Olhei para ele. Dos pés a cabeça também. Hum. Para ser sincera ele era lindo.
-Então? Gostas?
Afastei os pensamentos daquela beleza fria e letal. Levantei as sobrancelhas.
-E tu um pouco convencido, não achas?
-Hum – resmungou.
-Onde estou?
-Num campo.
-Campo? Nevoeiro? Não podias ter criado um sonho melhor? Sei lá! Precisava de descansar, um prado, uma lua cheia gigante e relva linda era mesmo bom.
Ele riu-se.
-Relva? Prado? Lua cheia? Tu és o que? Acho que lês demasiados contos de fadas.

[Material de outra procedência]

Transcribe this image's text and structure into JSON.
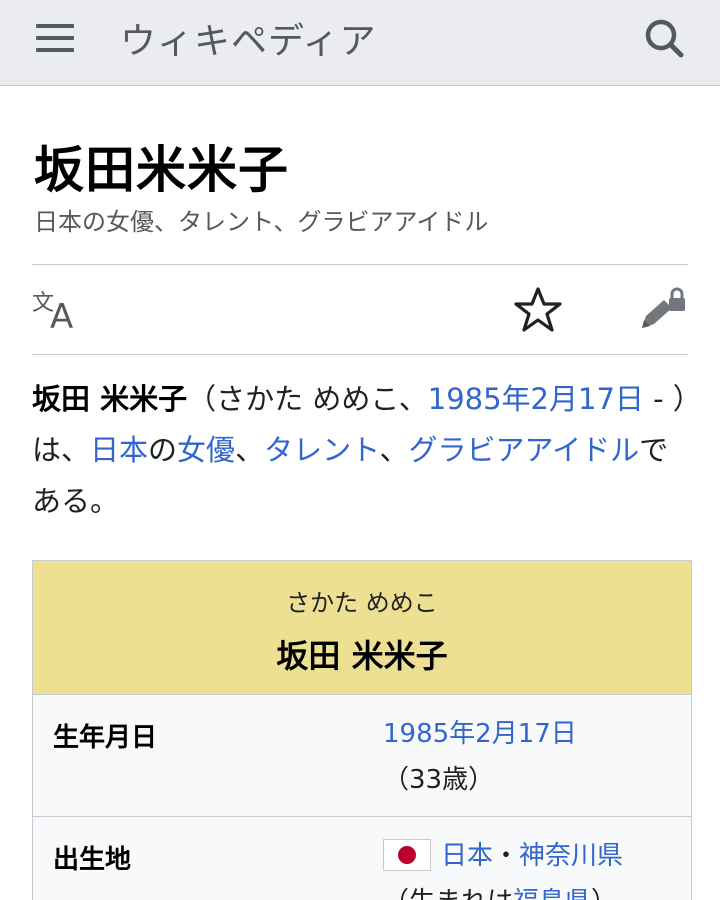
{
  "header": {
    "wordmark": "ウィキペディア",
    "menu_icon": "hamburger-menu-icon",
    "search_icon": "search-icon"
  },
  "article": {
    "title": "坂田米米子",
    "description": "日本の女優、タレント、グラビアアイドル"
  },
  "actions": {
    "language_icon": "language-translate-icon",
    "watch_icon": "star-icon",
    "edit_icon": "edit-locked-icon"
  },
  "lead": {
    "name": "坂田 米米子",
    "reading_open": "（さかた めめこ、",
    "birth_date_link": "1985年2月17日",
    "reading_close": " - ）は、",
    "link_japan": "日本",
    "text_no": "の",
    "link_actress": "女優",
    "sep1": "、",
    "link_talent": "タレント",
    "sep2": "、",
    "link_gravure": "グラビアアイドル",
    "ending": "である。"
  },
  "infobox": {
    "ruby": "さかた めめこ",
    "name": "坂田 米米子",
    "header_color": "#ede092",
    "rows": [
      {
        "label": "生年月日",
        "value_link": "1985年2月17日",
        "value_text": "（33歳）"
      },
      {
        "label": "出生地",
        "flag": "japan-flag-icon",
        "value_link1": "日本",
        "value_sep": "・",
        "value_link2": "神奈川県",
        "value_text": "（生まれは",
        "value_link3": "福島県",
        "value_text2": "）"
      }
    ]
  },
  "colors": {
    "link": "#3366cc",
    "header_bg": "#eaecf0",
    "muted_text": "#54595d"
  }
}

Oh! Ainda ninguém me disse aquilo, em todos os anos que vivi. Estúpido. Aquilo irritou-me tanto, que tive que fazer um esforço enorme para não lhe responder de um modo desagradável.
-Então e não podes pelo menos sair do sonho? Ficaria mais agradável. Aliás muito mais. – resmunguei.
-Pensei que te agradava ficares com um rapaz ao lado.
O que? Ele me disse isso?
-Para a tua informação eu gosto dele. E porque eu tou aqui a falar contigo? Eu quero descansar. Quero dormir. Desaparece!
Ele sorriu, voltou costas e desapareceu. O nevoeiro desapareceu também. No lugar disso apareceu um prado, com relva verde até aos joelhos e uma lua cheia que lançava uma luz prateada sobre tudo. Que visão fantástica. Reparei numa coisa prateada que estava na relva. Era uma espécie de pulseira. Era prateada, e tinha desenhos abstractos que tinham tipo letras e alguns desenhos despercebidos. Sorri e meti a pulseira na mão esquerda. Senti-me estranha, pareceu que encontrei a outra parte de mim. Hum, pelo menos melhorou bastante o meu sonho. Tinha uma aparência muito rebelde, parecia cínico e muito malandro mesmo, mas mesmo assim, tinha algo de bom. Pelo menos pareceu. Abri os olhos. Estava deitada no peito do Brandon. Voltei a fechá-los e adormeci.